2. Convertible Equity: Consider convertible equity instead of convertible debt. I’ve seen investors not want to go for it, but if you can get it then do it.
Convertible equity doesn’t have the repayment feature at maturity. Instead, at maturity it will convert into equity at some pre-negotiated price or the maturity date will be pushed into the future. It removes the massive threat of the investor being able to drive the company into bankruptcy.
3. Discount range: The discount should be about 10-30% off of the qualified financing price per share. Don’t allow the convertible debt holder to get both discounts and warrants. Warrants are options to purchase shares at a specified price in the future. Convertible debt holders should either get a discount or warrants. A discount is preferable because it is simpler.
4. Qualified financing size: The qualified financing that triggers a conversion needs to be big enough such that various rights are properly negotiated. But not so big that it never triggers the conversion.
5. Interest rate: Interest rate should be low
6. Valuation caps: Watch out for valuation caps.

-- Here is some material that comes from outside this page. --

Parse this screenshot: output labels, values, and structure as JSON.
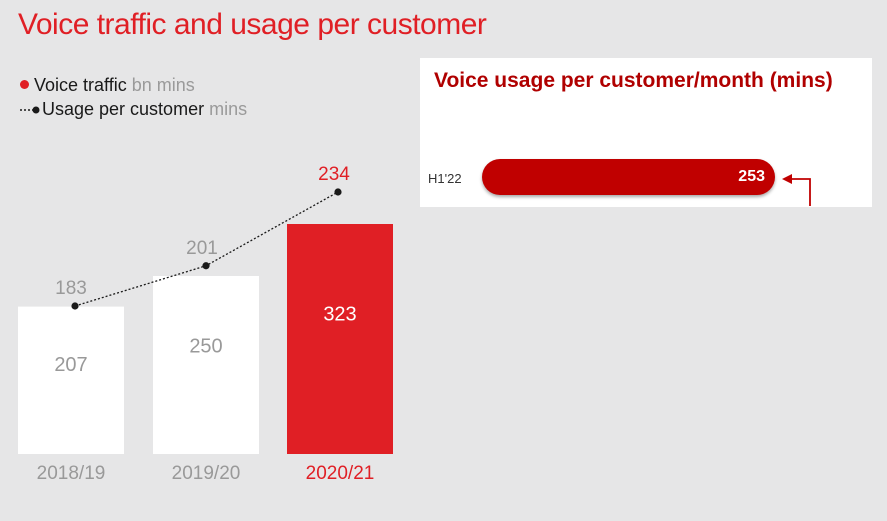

Valuation caps are the difference between a great deal for entrepreneurs and a terrible deal. A deal without valuation caps can be great for entrepreneurs. With valuation caps, it can be a nightmare, so take caution. I stress for reasonableness. Also, this is an area where it’s important to be reasonable.
Convertible notes can be very friendly to early-stage companies and founders, but heed my word of warning – know the terms. If used correctly, convertible notes will be beneficial for founders and investors, but if handled poorly, they can be costly for founders.
So how can you make smart choices with your equity? It comes down to resources. You want to speak with your legal team, mentors, and advisors and do your research. You need to have an understanding of how this all works so that you and your business partners can make a confident decision on if convertible notes are best for the founders, the team, and the potential investors.
Disclaimer: The terms highlighted herein do not reflect a complete description of the use or definition of the terms. These terms reflect a general use and understanding to the best of our knowledge. Any entrepreneur and investor are encouraged to seek further information as we are not offering any legal, financial or accounting advice.